Fertilize and lime as needed. You won't believe the difference fertilizing and liming will make in both the attraction and production of your food plot. If the pH is lower than 5.8 (which it probably is if pines grow in the area) lime will greatly help. You can fertilize almost anything and make it more attractive to deer, but if you fertilize a desirable food plot, the difference can be astounding.

Step 2

Control competing weeds and grass. Weeds greatly reduce yield, utilization and the life expectancy of perennial plots. Thorough disking before planting and/or the use of roundup or glyphosate will do wonders. One application will kill most weeds and grasses. Make a full coverage application being sure to thoroughly wet plant surfaces. For areas where renovation and reseeding is desired, make a thorough coverage.

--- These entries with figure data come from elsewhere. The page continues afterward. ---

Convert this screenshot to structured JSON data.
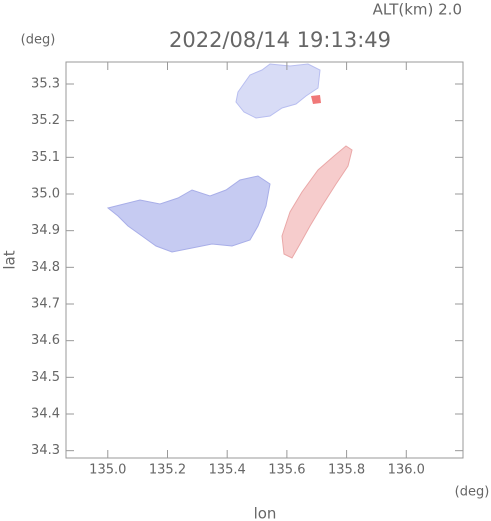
{
  "chart_data": {
    "type": "map",
    "title": "2022/08/14 19:13:49",
    "subtitle": "ALT(km) 2.0",
    "x_label": "lon",
    "x_unit": "(deg)",
    "y_label": "lat",
    "y_unit": "(deg)",
    "xlim": [
      134.86,
      136.19
    ],
    "xticks": [
      {
        "value": 135,
        "label": "135.0"
      },
      135.2,
      135.4,
      135.6,
      135.8,
      {
        "value": 136,
        "label": "136.0"
      }
    ],
    "ylim": [
      34.28,
      35.36
    ],
    "yticks": [
      34.3,
      34.4,
      34.5,
      34.6,
      34.7,
      34.8,
      34.9,
      {
        "value": 35,
        "label": "35.0"
      },
      35.1,
      35.2,
      35.3
    ]
  }
}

Treated area should begin to turn brown within 7 days, than reseed as desired.

Step 3

Prepare your seedbed well, making sure it is thoroughly disked, clean, and level. The quality of your food plot will reflect the quality of your farming effort. Think of the seedbed as the foundation on which you're building your food plot "house".

Step 4

Choose the right seeds for you soils, climate and purpose. Decide what you want your plot to accomplish and pick just the right thing for your job. Your food plot will be no better than what you put in the ground.

Step 5

Time your planting for optimum success. You need to plant when the temperature and moisture are right for your crop. Planting too late or too early can cost production and maybe even the crop.

Step 6

Plant at the right depth. Big seeds like cereal grains can be planted an inch or more deep. Small seeds like clovers and chicory, can't push through much soil and must be planted a half an inch deep or less.

Step 7

Plant sufficient acreage for the deer you are feeding. If getting nutrition to the deer is the goal, you've got to have good production and plenty of acreage. If your plot is mowed down to the ground and looks like a golf course you probably don't have enough acreage in plots. You need visible standing crop to feed deer. Generally that will take about 1 acre of plot for every 3 deer feeding on it.